Cochran involved a putative class action against Home Service on behalf of customer service managers who were not reimbursed for expenses pertaining to the work-related use of their personal cell phones. They claimed that they were entitled to such reimbursement under Labor Code 2802(a), which provides:
An employer shall indemnify his or her employee for all necessary expenditures or losses incurred by the employee in direct consequence of the discharge of his or her duties, or of his or her obedience to the directions of the employer, even though unlawful, unless the employee, at the time of obeying the directions, believed them to be unlawful.
The trial court denied class certification, basing its ruling on the assumption that an employee does not suffer an expenditure loss if his or her cell phone chargers were paid for by a third person, or if the employee did not purchase a different cell phone plan because of cell phone usage at work. In addition, the trial court assumed that liability could not be determined without an inquiry into the specifics of each class members’ cell phone plan.
The Court of Appeal ruled that this reasoning was erroneous:
Does an employer always have to reimburse an employee for the reasonable expense of the mandatory use of a personal cell phone, or is the reimbursement obligation limited to the situation in which the employee incurred an extra expense that he or she would not have otherwise incurred absent the job? The answer is that reimbursement is always required. Otherwise, the employer would receive a windfall because it would be passing its operating expenses onto the employee. Thus, to be in compliance with [Labor Code] section 2802, the employer must pay some reasonable percentage of the employee’s cell phone bill. Because of the differences in cell phone plans and worked-related scenarios, the calculation of reimbursement must be left to the trial court and parties in each particular case.

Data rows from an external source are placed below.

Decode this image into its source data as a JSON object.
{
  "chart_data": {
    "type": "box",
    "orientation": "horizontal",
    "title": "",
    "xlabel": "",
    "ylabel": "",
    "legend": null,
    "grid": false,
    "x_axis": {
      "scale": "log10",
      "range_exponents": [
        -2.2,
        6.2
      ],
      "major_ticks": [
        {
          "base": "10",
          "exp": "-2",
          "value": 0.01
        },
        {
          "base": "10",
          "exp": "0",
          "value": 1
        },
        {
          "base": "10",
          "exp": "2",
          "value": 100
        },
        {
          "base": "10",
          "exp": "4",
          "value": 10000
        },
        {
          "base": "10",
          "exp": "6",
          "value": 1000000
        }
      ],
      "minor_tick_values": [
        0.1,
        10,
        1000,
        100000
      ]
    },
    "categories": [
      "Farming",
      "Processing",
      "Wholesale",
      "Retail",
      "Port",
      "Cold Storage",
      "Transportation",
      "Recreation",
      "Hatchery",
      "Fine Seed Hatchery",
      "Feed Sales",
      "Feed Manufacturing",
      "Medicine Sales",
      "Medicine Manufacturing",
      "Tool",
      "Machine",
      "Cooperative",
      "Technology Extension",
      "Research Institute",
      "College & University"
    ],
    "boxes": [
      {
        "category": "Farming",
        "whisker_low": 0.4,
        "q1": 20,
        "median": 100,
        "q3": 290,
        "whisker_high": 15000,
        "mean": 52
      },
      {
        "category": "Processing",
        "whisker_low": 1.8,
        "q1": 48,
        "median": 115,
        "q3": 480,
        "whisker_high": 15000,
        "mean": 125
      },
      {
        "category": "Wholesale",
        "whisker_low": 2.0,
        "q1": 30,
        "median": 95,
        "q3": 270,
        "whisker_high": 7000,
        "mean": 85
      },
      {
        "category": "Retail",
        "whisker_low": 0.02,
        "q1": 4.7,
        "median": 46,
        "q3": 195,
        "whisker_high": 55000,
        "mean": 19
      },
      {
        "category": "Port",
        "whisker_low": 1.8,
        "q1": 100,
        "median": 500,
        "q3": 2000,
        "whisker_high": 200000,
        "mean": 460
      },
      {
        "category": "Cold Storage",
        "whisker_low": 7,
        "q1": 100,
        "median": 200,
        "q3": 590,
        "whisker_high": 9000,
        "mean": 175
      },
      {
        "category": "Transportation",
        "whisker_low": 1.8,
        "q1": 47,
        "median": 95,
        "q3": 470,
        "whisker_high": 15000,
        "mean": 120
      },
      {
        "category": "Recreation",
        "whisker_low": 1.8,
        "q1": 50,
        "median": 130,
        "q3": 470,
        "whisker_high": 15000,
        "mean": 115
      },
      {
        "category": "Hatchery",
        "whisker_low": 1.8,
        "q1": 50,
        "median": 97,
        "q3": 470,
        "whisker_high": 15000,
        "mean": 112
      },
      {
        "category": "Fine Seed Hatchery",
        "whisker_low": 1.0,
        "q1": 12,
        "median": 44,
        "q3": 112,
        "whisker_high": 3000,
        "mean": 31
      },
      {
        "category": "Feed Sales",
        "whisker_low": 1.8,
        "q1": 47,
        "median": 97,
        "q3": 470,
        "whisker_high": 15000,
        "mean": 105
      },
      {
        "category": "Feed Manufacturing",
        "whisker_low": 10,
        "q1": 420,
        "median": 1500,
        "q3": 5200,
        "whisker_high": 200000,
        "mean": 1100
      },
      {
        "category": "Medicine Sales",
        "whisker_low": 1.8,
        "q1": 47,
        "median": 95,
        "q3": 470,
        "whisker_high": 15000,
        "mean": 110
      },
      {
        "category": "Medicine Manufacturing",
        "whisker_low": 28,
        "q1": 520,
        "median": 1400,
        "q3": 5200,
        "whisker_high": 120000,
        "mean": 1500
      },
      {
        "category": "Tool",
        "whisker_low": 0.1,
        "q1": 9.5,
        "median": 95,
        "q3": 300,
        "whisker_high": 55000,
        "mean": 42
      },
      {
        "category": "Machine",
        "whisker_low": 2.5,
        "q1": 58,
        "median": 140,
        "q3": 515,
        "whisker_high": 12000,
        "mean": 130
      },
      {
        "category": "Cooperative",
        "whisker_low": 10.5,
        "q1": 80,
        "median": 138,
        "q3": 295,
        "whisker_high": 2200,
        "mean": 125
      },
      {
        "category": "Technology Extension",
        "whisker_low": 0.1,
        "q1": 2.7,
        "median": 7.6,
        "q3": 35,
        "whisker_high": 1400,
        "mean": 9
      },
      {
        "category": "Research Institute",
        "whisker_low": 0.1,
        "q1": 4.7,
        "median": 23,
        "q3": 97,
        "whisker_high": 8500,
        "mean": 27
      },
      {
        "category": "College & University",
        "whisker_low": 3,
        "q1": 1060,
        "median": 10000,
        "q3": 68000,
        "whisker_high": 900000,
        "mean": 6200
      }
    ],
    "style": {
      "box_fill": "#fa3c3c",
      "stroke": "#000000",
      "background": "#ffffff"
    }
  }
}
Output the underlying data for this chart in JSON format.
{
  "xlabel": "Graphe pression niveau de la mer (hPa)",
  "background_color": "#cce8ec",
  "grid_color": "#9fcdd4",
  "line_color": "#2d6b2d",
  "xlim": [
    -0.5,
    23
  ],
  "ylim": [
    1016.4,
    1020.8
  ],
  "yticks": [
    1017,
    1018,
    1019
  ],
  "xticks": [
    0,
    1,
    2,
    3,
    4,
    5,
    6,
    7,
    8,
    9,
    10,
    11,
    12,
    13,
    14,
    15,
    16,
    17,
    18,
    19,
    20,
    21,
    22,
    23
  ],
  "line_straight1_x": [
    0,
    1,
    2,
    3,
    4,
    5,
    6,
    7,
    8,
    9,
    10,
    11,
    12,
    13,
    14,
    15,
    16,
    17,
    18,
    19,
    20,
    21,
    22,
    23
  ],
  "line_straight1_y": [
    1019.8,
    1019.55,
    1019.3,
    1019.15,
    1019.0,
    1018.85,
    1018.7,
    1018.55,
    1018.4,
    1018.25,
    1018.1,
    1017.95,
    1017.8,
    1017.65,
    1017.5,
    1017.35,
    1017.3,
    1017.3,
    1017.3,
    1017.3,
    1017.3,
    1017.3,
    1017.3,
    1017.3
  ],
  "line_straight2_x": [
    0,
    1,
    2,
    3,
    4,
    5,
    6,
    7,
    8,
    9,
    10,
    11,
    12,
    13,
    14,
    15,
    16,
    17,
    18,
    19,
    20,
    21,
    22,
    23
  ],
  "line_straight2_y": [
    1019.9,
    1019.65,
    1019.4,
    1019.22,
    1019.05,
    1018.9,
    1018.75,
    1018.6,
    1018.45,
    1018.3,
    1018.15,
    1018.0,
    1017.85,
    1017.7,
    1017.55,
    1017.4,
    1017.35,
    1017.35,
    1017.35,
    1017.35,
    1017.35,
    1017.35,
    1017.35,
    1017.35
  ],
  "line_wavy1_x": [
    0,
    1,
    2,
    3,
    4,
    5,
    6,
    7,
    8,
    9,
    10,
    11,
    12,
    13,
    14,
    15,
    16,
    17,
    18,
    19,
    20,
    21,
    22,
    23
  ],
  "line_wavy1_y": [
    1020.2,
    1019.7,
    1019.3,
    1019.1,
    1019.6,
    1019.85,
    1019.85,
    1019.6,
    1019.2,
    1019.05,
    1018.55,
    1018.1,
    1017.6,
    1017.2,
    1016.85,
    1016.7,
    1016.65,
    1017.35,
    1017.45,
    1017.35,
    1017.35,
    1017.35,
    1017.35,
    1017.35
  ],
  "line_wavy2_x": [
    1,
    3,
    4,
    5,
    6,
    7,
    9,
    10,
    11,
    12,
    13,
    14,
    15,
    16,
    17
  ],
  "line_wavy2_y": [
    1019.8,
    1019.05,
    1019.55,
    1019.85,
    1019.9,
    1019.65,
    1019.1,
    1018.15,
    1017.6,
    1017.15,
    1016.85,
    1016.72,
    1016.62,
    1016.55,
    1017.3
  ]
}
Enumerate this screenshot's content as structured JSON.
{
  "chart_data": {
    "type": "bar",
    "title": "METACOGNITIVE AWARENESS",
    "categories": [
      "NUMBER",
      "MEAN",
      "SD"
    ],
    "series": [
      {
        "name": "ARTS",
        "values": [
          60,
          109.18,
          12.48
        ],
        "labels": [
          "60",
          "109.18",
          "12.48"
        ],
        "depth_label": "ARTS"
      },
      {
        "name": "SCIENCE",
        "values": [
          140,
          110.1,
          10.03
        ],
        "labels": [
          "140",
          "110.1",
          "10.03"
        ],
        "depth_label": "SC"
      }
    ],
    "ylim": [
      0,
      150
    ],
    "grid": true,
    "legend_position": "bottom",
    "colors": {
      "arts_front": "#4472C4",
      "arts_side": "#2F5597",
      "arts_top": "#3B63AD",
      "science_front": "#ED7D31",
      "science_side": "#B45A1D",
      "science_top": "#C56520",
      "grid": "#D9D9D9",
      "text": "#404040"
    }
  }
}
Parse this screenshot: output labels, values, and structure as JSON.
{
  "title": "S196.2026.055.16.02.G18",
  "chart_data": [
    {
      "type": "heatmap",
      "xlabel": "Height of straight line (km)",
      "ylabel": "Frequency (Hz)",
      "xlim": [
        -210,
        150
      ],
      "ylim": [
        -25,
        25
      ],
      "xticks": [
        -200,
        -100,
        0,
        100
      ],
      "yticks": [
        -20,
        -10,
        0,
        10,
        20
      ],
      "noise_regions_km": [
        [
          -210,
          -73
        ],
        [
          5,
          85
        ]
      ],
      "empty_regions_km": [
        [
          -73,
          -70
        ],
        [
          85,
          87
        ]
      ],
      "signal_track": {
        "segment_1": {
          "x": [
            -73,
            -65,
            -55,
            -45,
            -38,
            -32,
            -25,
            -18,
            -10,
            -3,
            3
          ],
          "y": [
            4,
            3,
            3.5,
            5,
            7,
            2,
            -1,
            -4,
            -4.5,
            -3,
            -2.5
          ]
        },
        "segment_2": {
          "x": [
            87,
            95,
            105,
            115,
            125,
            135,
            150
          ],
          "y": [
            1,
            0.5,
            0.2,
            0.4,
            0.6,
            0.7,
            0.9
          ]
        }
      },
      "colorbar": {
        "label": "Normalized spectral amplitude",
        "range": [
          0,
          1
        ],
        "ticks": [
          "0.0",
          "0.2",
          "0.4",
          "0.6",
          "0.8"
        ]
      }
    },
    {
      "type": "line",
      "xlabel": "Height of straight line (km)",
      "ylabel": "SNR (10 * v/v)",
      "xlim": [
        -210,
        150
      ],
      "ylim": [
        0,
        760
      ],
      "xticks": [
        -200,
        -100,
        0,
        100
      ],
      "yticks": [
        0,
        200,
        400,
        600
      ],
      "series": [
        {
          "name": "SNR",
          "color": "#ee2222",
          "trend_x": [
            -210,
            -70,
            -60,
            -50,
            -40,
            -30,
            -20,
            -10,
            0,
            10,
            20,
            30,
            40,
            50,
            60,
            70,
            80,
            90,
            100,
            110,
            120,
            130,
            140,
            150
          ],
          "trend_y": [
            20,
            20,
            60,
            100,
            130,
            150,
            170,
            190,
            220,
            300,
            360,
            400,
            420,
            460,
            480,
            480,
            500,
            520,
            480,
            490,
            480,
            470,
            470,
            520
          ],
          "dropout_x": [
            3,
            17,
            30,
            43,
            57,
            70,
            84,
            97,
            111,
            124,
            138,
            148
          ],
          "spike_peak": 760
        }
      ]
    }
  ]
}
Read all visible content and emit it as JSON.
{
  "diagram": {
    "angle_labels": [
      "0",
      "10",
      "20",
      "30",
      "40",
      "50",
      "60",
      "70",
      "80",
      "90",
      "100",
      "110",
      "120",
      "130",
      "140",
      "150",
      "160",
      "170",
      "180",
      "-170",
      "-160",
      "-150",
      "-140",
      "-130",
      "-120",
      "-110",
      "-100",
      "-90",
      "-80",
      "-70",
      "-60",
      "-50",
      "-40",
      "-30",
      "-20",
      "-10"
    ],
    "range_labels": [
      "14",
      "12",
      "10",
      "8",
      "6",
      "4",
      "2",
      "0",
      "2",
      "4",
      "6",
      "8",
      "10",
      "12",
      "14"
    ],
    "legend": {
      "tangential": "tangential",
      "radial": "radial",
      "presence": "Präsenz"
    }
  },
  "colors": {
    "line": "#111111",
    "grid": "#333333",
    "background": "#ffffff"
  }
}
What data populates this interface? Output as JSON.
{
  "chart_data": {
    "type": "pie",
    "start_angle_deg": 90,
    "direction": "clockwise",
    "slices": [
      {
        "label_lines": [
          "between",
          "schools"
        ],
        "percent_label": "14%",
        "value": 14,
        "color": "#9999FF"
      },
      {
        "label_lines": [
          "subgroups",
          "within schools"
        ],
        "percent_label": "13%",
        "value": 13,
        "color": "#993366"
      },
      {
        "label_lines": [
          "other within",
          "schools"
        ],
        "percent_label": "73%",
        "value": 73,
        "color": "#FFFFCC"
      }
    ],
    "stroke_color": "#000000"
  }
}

As the Court reasoned, if an employee is required to make work-related calls on a personal cell phone, then he or she is incurring an expense that must be reimbursed by an employer under section 2802. It does not matter whether the phone bill is paid by a third person, or at all:
In other words, it is no concern to the employer that the employee may pass on the expense to a family member or friend, or to a carrier that has to then write off a loss. It is irrelevant whether the employee changed plans to accommodate worked-related cell phone usage. Also, the details of the employee’s cell phone plan do not factor into the liability analysis. Not only does our interpretation prevent employers from passing on operating expenses, it also prevents them from digging into the private lives of their employees to unearth how they handle their finances vis-à-vis family, friends and creditors. To show liability under section 2802, an employee need only show that he or she was required to use a personal cell phone to make work-related calls, and he or she was not reimbursed.
In short, employers must reimburse employees for “some reasonable percentage” of the employee cell phone bill if the employee uses that personal cell phone for work calls. Of course, the court did not provide any standard for what constitutes “some reasonable percentage,” which leaves employers with the difficult question: How much is “reasonable”? Considering the fact that Labor Code 2802 allows employees to recover attorney fees incurred in “enforcing the rights granted by” that section, getting the answer wrong could have serious consequences for employers.